Wednesday, October 27, 2010

Preparing the Peanut Butter Jar for Trail

I heated water in my coffee pot just to pour into these two plastic jars. Once the near boiling water was in the container, I screwed on the lids so that they would maintain their shapes.
The plastic will shrink, and deform if the lid is not used in this process.
I allow the water to completely cool before dumping it.
This plastic container is very useful in an ultralight cook set. The lid can become a spoon holder, the plastic a mixer, coffee cup, or solar cooker.
I used a plastic peanut butter jar extensively when I hiked the Pacific Crest Trail.
In the desert, I discovered solar cooking with my empty peanut butter jar. Ramen noodles were broken into bite size pieces, placed in the jar and covered with water. This filled jar was placed in the sun for about an hour, and became the perfect afternoon lunch. Many days when the temperatures soared over 100 degrees, resting during the heat of the day, and hiking til near sunset became the method of operation, allowing us to make good miles while carrying only 5 quarts of water for the long stretches. During this resting and waiting period a person could solar cook and take a nap.

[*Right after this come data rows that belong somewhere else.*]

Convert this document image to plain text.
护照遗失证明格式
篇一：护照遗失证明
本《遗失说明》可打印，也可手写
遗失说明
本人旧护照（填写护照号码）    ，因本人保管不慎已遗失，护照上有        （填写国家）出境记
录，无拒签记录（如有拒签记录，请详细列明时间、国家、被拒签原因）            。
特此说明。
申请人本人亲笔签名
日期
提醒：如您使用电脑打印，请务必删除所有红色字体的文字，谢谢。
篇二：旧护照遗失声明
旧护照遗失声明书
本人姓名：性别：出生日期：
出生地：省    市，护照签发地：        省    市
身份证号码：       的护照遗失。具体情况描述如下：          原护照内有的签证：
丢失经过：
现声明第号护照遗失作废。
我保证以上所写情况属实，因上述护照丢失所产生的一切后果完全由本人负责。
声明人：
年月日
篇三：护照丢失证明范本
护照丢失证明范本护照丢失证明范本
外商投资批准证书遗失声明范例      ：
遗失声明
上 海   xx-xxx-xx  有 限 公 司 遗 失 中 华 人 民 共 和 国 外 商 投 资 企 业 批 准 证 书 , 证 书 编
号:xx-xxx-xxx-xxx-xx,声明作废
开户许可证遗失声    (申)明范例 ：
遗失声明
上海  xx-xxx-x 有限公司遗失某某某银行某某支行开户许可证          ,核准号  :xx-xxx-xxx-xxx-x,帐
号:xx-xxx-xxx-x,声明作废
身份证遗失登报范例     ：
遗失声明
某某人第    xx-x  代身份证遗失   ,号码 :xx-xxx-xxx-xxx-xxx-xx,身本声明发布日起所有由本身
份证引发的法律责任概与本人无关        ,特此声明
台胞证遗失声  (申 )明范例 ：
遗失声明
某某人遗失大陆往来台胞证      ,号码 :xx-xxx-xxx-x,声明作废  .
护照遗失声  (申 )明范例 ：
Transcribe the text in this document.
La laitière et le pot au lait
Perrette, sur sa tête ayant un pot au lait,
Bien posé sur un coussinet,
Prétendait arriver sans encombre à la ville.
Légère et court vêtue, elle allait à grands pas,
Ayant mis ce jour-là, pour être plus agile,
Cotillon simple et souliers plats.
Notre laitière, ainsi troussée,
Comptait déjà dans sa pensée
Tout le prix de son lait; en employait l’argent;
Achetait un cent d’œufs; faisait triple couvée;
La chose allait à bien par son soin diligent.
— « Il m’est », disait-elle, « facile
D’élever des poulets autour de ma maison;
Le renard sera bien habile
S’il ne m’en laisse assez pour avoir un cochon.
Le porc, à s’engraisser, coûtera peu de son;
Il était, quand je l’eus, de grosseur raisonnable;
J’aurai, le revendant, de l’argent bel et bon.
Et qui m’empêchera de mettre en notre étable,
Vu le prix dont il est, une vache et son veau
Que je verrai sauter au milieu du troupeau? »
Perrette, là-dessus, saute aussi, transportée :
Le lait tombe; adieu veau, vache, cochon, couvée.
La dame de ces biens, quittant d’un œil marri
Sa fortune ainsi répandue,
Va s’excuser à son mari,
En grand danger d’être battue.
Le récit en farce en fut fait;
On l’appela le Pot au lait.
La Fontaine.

Later in the Sierras, a couple friends and I crested a snow covered Forester Pass. At 13,000 plus-feet it is the highest point on the PCT. As we began our decent down its slope, we stopped in the snow for a home made ice cream break. We each pulled out our trusty empty peanut butter jars and each a package of hot coco powder mix. We filled our containers with snow, each emptied a package of hot coco mix into it. Stirring with the trail spoon, our ice cream was complete.
This larger plastic container is from instant coffee. Either one could be used in a hobo cook set. Because they contained dry goods, not liquids, they can't be considered leak proof, but will make a great powdered pudding shaker, too.